Common Course

Common Course

‘Common Course’ is a zestful and humorous ride through the caricatures, satirical, poetic and political commentaries of four artists of modern India. The exhibition brings forth the stereotypes, contradictory/ critical impressions, resistance, bold alerting signals to civic and political consciousness and moral crises of colonial India as marked in the political posters of Chittaprosad and commentaries of Gaganendranath Tagore on the topical and social history of Bengal. These along with KG Subramanyan’s incisive and stinging poetics on the political drama that unfolded during the 1970s Emergency period and the recurring character of the common man in RK Laxman’s cartoons, interprets and voices opinions on political events and the politics of everyday in post-independent democratic India.

The exhibition includes original lithographs and collaged pages of two seminal books. First one is Gaganendranath Tagore’s album of caricatures ‘Adbhuta Loka (Realm of the Absurd) made in 1917, which captures the strange deformities, social negotiations and transformations happening in colonial city of Calcutta. The urban, drawing on stereotypes of the dubious priest, aristocrats, the semi-urban or anglicized bhadralok that he called as ‘hybrid Bengalis’ are represented in his works as young men half-clad in Indian dhoti and half in European dress. In the introduction to his another album ‘Virupa Vajra/ The Wry Bolt: The play of opposites’ he wrote, “When deformities grow unchecked but are cherished by blind habit, it becomes the duty of the artist to show that they are ugly and vulgar and therefore abnormal." The second book is ‘The Tale of Talking Face’ by KG Subramanyan. The original collages not only give an insight into the workings and artistry of the master-storyteller and pedagogue Subramanyan, but also the satiric verses that leads us onto the threat of totalitarianism looming through the autocratic ruler/protagonist of his tale. Published in 1989 by Seagull, KG Subramanyan started work on the series in around 1975 when India was under the emergency rule. An array of 43 paper collages constitute the template, building and holding the tension through the black and white spatial registers of events layered with multiple focal points of the narrative.
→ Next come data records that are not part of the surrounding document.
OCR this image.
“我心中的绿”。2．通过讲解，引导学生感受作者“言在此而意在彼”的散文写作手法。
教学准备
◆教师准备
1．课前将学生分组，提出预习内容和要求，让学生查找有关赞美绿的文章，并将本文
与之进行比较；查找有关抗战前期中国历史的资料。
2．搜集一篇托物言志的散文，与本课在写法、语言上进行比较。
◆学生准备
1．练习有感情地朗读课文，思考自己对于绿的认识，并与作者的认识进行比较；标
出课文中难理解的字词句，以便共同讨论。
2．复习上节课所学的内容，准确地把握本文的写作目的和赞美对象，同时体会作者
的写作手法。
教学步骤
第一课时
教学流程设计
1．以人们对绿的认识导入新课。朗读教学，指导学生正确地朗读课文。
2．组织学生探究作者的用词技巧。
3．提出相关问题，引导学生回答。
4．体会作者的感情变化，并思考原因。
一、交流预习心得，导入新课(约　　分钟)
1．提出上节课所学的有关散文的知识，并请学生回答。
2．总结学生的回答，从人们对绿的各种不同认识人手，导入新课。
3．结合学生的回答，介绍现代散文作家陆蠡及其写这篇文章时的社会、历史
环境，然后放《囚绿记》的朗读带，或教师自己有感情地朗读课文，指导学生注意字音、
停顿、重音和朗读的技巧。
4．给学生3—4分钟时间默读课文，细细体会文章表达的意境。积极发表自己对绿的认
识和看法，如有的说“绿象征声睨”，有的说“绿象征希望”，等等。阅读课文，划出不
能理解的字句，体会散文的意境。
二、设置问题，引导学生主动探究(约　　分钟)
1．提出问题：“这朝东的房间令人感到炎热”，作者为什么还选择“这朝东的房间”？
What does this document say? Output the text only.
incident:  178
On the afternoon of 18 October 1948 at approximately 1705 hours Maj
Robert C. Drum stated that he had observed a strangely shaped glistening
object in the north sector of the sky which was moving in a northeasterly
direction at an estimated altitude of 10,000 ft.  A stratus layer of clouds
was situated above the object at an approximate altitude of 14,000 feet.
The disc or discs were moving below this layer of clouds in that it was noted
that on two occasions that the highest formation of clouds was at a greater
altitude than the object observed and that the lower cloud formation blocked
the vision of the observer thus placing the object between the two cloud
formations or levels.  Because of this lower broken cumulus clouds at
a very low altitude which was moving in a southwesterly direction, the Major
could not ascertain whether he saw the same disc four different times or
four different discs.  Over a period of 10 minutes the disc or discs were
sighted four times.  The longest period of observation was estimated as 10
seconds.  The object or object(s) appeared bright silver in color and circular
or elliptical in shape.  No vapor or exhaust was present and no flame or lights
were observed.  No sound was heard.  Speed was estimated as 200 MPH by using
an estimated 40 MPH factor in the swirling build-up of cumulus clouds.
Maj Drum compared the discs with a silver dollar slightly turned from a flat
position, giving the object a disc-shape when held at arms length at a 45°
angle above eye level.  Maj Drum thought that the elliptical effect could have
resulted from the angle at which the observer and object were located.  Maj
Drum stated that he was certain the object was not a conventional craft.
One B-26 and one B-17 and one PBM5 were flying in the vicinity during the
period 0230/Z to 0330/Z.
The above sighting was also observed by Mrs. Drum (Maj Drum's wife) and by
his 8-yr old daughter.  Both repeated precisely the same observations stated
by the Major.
Treading across varying nomenclatures and understanding of the role of an illustrator, graphic novelist, cartoonist and agitated political resistance, the exhibition reflects on the rich visual syntax and narratives rooted in the conflicts and contradictions of the respective times. It highlights the practice of chronicling social, political and cultural changes in the society through the myriad ways of telling a tale. ‘Common Course’ cuts across genres of popular prints and book illustrations,  subverting, parodying, lampooning with characteristics of pictorial journalism, exaggerated physiognomies of protagonists, readings of the political ties and social tensions, common set of criteria or the rising collective effort of the oppressed. ‘Common course’ is a play on the assertion and rights of the commons.